Mrs. Tuck looked at me blankly, then smiled a smile that turned my inwards over.

'I'll go on home,' she said, moving away easily on her strong, lovely legs. Tell Tuck to stay out as late as he wants so long as he doesn't disturb me when he gets in.'

'Yes, dear,' said mama, rather shocked.

Mrs. Tuck turned to smile once more.

'Wednesday,' she cooed back at me, and was gone into the night.

'Dear Fielding (Christopher wrote),
'Sorry I've been so long answering your letter, but something awkward's happened. As you know, I only just managed in my exams, and the head man's suggested to my parents that l ought to have tuition during the holidays. They've found someone from Oxford who's to come and stay and be my tutor for three or four weeks in August. It's realty a good idea, I suppose, but I do wish to God it wasn't happening because it means you can't come until September. I mean, there'd be room all right, but my parents think I ought to concentrate on this tuition, and anyhow it wouldn't be the same. I'm miserable about this, but there's nothing to be done.
'I remember you saying that you were going to stay with the head man in Wiltshire on 7th September or thereabouts. Why not come here for a few days before going there? It's not far out of your way, only ¾ of an hour from London, which you'll have to pass through anyway. I feel ghastly about putting you off like this, and terribly disappointed, but what can l do? Please let me know that you can come in early September.
“All my love, Christopher'
'PS. (Two hours later) The new tutor's just arrived. He seems quite decent, but he's very ugly, rather like Somerset L-J, though no spots. Also. I'm afraid he's rather an oik, and he seems very intense. Oxford Group or something? Keep your fingers crossed for me.
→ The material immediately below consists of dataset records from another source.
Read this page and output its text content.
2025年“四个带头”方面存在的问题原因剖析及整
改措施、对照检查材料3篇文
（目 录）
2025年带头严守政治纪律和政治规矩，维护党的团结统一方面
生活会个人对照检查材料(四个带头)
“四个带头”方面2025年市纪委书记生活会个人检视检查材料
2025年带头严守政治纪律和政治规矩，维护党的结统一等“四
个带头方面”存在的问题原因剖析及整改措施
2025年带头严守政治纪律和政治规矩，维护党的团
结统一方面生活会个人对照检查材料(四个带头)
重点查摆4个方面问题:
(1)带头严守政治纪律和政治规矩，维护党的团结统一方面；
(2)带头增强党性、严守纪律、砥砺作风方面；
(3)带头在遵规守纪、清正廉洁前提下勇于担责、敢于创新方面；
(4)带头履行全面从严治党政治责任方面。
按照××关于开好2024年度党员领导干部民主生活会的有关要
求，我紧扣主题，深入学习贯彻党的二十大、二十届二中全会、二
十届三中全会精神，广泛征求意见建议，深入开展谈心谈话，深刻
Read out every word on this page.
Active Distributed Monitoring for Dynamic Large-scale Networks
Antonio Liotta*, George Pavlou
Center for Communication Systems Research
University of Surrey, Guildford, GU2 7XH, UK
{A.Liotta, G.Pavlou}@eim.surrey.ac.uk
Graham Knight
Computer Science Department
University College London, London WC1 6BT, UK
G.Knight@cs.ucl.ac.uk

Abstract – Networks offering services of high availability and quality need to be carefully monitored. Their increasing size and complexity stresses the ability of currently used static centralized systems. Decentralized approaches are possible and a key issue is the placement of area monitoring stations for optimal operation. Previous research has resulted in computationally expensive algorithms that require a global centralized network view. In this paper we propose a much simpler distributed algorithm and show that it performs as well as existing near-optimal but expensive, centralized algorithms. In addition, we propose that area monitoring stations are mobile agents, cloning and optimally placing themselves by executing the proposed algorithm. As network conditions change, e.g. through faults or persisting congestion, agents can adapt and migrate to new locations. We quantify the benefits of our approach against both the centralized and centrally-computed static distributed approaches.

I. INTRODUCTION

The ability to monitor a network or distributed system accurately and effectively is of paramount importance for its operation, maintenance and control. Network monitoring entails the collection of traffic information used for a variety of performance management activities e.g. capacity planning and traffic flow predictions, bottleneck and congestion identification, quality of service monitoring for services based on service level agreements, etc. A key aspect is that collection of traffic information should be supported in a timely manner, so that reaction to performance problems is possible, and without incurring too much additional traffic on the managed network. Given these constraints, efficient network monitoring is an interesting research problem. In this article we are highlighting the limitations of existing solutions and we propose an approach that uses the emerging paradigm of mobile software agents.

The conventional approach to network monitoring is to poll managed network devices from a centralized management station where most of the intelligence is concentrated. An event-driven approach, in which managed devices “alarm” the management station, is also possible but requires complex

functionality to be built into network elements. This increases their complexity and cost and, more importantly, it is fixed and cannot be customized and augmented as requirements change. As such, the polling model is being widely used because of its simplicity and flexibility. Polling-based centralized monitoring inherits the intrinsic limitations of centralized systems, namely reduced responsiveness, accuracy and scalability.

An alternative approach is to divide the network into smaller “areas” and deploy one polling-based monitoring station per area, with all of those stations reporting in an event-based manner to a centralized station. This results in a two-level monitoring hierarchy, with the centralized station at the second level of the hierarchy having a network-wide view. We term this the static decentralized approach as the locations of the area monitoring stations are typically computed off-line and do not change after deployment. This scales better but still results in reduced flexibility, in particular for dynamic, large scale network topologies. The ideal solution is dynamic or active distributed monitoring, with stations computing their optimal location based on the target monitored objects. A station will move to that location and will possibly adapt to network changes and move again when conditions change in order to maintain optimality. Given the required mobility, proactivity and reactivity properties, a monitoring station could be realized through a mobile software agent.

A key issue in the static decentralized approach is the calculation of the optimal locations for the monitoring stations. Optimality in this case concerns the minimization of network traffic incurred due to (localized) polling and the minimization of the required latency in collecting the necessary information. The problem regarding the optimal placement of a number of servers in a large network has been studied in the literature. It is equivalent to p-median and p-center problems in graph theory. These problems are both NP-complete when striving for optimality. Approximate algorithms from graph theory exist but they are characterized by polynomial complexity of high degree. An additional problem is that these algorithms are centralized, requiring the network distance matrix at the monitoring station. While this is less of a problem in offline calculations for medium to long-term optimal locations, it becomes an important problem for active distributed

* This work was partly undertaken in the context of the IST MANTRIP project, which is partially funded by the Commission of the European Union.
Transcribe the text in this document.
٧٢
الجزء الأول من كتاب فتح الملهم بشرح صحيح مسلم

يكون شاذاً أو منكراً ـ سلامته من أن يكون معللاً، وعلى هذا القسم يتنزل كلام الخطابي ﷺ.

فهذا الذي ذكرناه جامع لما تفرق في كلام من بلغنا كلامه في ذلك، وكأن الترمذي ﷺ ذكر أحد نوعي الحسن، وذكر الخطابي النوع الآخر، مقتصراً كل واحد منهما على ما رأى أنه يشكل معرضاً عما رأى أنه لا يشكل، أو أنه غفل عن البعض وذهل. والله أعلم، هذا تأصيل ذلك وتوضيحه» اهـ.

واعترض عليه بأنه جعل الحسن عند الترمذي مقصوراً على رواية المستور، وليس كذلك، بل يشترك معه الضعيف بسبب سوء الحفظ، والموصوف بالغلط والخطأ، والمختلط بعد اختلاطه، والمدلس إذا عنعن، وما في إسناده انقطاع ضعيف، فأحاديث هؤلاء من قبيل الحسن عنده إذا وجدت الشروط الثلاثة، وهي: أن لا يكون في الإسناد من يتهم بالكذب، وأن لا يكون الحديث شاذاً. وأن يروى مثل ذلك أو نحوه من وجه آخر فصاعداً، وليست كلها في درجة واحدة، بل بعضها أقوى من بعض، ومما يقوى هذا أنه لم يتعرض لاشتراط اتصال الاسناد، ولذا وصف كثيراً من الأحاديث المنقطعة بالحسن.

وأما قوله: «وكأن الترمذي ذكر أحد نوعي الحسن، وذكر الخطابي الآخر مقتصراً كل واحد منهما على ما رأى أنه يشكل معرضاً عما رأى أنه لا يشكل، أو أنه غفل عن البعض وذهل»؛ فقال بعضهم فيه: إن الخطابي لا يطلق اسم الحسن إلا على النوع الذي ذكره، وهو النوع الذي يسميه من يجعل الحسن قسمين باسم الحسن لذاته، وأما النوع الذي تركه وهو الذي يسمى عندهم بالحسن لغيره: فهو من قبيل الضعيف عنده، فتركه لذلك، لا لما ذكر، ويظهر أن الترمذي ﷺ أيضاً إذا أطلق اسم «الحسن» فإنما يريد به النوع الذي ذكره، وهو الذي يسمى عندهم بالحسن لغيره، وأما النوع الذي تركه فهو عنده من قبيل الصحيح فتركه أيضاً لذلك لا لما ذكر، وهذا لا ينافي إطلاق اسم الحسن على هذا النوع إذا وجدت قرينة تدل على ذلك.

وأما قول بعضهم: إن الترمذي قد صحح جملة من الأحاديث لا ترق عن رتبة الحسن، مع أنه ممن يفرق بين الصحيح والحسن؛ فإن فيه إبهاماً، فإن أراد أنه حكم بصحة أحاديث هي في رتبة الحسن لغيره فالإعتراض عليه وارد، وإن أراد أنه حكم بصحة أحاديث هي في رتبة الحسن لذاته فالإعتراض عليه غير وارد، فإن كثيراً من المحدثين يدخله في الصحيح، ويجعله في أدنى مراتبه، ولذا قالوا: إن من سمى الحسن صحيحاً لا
This letter was a blow, but perceptibly less of a blow than it would have been had I not now met Angela Tuck. Although there had been something ambiguous about the encouragement which she offered me, encouragement it had certainly been; and she had made it very plain that her marriage was not to be regarded as an inhibiting factor. Angela, in a word, was fair game; even if nothing came of the chase, the days would pass the quicker when it started. Meanwhile. I looked forward to our golf match with a mixture of acute nervousness and unbridled reverie.